In triangle $ABC, \angle A$ is smaller than $\angle C$. Point $D$ lies on the (extended) line $BC$ (with $B$ between $C$ and $D$) such that $|BD| = |AB|$. Point $E$ lies on the bisector of $\angle ABC$ such that $\angle BAE = \angle ACB$. Line segment $BE$ intersects line segment $AC$ in point $F$. Point $G$ lies on line segment $AD$ such that $EG$ and $BC$ are parallel. Prove that $|AG| =|BF|$. [asy][asy] unitsize (1.5 cm); real angleindegrees(pair A, pair B, pair C) { real a, b, c; a = abs(B - C); b = abs(C - A); c = abs(A - B); return(aCos((a^2 + c^2 - b^2)/(2*a*c))); }; pair A, B, C, D, E, F, G; B = (0,0); A = 2*dir(190); D = 2*dir(310); C = 1.5*dir(310 - 180); E = extension(B, incenter(A,B,C), A, rotate(angleindegrees(A,C,B),A)*(B)); F = extension(B,E,A,C); G = extension(E, E + D - B, A, D); filldraw(anglemark(A,C,B,8),gray(0.8)); filldraw(anglemark(B,A,E,8),gray(0.8)); draw(C--A--B); draw(E--A--D); draw(interp(C,D,-0.1)--interp(C,D,1.1)); draw(interp(E,B,-0.2)--interp(E,B,1.2)); draw(E--G); dot("$A$", A, SW); dot("$B$", B, NE); dot("$C$", C, NE); dot("$D$", D, NE); dot("$E$", E, N); dot("$F$", F, N); dot("$G$", G, SW); [/asy][/asy]
Problem
Source: Dutch NMO 2018 p4
Tags: geometry, equal segments
07.09.2019 15:31
$AG \parallel BF$ ($\angle ABF = \angle B/2 = \angle DAB$). $AEBG$ - isoscales trapezoid ($\angle AGE = \angle EBC = \angle EBA \implies AEBG$ - cyclic). $\angle AEF = \angle AFE$ ($\triangle BCF \sim \triangle BAE$) $\implies AFBG$ - parallelogram.
05.12.2019 11:21
In $\Delta CBA$, we have $BF$ as the internal angle bisector of $\angle CBA$. This implies that $\frac{CB}{BA}=\frac{CF}{FA}$. Now given that $AB=BD$ $\implies \frac{CB}{BD}=\frac{CF}{FA}$. This in turn implies that in $\Delta ACD$, we have $FB||AD$. Now let $\angle CBF=\angle FBA=y$. Also let that $EG$ and $AB$ intersect at $H$. Given that $FB||AG$ and $CB||EG$, we have $\angle FBA=\angle BAG=y$ and $\angle CBA=\angle BHG=2y$. This in turn implies that $\angle EGA=y$. Therefore $\angle EBA=\angle EGA=y$, which implies that $EBGA$ is a cyclic quadrilateral.

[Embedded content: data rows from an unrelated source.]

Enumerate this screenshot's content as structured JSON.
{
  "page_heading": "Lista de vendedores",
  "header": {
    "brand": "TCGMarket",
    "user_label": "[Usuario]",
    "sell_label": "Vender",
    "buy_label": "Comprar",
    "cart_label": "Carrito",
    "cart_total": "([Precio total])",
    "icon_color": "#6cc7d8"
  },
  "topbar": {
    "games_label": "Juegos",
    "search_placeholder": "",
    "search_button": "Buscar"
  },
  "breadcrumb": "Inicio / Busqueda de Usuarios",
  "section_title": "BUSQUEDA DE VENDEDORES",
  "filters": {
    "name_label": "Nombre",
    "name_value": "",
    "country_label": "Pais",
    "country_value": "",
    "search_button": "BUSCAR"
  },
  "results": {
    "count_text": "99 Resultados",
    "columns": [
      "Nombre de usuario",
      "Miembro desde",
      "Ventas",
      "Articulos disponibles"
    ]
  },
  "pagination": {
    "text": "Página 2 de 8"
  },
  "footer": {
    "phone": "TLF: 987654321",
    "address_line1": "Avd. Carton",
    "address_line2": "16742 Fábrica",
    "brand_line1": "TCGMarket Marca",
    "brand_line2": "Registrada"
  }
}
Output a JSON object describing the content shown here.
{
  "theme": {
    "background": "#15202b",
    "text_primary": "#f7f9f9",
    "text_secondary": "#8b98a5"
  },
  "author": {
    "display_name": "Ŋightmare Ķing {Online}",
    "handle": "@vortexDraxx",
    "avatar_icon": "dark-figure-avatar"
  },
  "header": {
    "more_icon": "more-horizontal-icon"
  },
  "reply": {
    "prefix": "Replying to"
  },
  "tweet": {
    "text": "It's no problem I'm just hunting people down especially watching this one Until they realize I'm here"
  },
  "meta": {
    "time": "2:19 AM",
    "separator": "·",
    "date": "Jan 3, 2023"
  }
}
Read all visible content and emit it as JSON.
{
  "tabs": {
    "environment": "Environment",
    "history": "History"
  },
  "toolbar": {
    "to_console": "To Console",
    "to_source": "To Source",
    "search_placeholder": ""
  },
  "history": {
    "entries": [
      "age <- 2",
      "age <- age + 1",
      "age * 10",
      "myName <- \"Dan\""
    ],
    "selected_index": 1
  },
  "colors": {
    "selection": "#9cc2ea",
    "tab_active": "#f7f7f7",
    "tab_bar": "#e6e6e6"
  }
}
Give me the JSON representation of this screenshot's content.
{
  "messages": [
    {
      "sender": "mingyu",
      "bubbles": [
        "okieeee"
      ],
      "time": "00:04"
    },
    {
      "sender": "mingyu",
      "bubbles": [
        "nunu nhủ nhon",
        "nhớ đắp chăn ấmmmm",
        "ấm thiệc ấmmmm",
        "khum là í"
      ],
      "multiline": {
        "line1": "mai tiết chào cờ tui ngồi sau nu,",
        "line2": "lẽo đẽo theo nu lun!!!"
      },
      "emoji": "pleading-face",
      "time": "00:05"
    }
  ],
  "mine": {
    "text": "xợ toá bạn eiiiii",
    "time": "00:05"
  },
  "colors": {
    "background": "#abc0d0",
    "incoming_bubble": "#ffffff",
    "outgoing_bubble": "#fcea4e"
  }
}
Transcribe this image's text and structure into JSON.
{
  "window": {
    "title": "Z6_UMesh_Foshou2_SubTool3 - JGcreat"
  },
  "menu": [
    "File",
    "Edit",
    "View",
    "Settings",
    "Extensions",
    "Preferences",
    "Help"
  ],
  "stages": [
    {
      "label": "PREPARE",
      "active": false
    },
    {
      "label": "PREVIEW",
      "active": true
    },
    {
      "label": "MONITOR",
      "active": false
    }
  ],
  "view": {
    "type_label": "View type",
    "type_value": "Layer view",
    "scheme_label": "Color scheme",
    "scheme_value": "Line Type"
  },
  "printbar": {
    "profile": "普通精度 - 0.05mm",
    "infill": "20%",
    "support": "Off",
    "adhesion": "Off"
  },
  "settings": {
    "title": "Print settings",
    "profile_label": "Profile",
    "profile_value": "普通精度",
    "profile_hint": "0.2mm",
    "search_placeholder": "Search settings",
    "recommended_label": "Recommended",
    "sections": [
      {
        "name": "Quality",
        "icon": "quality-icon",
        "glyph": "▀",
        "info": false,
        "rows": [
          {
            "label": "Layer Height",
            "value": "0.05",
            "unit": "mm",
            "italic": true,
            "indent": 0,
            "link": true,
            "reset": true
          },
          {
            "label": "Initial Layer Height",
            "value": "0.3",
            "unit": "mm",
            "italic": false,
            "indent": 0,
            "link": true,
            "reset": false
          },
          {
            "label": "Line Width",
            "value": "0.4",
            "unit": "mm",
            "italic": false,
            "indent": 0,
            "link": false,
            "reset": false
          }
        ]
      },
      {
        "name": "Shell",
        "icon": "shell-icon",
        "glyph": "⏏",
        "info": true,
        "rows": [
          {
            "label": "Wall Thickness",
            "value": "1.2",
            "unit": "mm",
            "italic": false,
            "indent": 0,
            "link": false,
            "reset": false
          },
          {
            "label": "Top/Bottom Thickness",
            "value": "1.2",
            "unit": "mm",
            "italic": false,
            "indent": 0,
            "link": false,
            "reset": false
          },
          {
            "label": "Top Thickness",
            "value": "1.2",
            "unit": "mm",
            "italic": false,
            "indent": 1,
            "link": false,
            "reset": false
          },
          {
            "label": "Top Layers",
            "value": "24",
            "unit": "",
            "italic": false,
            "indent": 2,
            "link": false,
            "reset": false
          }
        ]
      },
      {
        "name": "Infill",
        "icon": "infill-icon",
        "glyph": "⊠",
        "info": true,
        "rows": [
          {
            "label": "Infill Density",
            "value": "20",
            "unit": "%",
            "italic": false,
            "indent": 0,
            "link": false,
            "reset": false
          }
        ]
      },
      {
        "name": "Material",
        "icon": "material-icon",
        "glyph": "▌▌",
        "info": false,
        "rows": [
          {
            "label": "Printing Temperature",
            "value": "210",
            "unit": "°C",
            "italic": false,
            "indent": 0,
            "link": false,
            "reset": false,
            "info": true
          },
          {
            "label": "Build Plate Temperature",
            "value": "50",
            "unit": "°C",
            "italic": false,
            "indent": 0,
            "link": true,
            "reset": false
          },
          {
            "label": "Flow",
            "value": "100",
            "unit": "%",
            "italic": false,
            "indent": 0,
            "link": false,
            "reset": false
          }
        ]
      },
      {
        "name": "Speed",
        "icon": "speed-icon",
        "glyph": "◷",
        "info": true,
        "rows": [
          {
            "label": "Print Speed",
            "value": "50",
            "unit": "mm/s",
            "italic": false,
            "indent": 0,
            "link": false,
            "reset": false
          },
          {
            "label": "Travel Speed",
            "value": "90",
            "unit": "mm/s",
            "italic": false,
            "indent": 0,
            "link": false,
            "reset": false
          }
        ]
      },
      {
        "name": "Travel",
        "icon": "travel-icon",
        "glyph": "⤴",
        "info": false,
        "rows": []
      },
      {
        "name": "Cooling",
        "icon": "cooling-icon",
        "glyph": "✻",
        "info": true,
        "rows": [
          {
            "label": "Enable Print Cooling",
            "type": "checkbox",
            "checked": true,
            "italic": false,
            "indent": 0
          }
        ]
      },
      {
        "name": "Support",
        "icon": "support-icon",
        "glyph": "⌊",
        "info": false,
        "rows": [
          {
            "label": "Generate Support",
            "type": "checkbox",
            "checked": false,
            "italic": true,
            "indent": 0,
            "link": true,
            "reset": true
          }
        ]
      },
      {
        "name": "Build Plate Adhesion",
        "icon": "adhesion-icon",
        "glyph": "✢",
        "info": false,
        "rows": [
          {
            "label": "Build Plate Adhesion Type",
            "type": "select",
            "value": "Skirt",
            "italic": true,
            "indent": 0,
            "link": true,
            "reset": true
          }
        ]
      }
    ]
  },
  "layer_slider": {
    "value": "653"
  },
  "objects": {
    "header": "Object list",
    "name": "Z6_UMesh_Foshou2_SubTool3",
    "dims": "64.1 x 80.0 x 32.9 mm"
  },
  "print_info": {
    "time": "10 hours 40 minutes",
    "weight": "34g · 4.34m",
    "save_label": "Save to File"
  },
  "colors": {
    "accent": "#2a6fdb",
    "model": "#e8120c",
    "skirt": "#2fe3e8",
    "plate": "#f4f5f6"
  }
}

Now $\angle EAB=\angle ACB=z$. Now since $EBGA$ is a cyclic quadrilateral, we have $\angle EAB=\angle EGB=z$. Again $\angle EGB=\angle GBD=z\implies \angle GBD=\angle ACD=z\implies GB||AC$. Therefore, in quadrilateral $AGBF$ we have, $AG||FB$ and $BG||FA$. Therefore $AGBF$ is a parallelogram $\implies AG=FB$.
30.03.2020 14:17
Here is nice solution using angle chasing. $\angle ABE=\angle CBF$ (because we have bisector), $\angle BFC= \angle BEA=\angle AFE=\angle FEA$ , so triangle $AFE$ is isosceles triangle with $AF=AE$. We will now use parallel lines. Since $FB||AG$, we have that $\angle EGA =\angle CDA= \frac{\angle ABC}{2}=\angle ABF=\angle FBC$, because triangle $ABD$ is isosceles. $\angle GEA=180^\circ -\angle EGA-\angle EAB-\angle BAG=180^\circ-\angle ABF-\angle FCB-\angle ABF=180^\circ-\angle ABC-\angle FCB=\angle BAC=\angle BAF$, so triangle $ABF$ is congruent with triangle $EGA$ $\implies AG=BF$ $Q.E.D$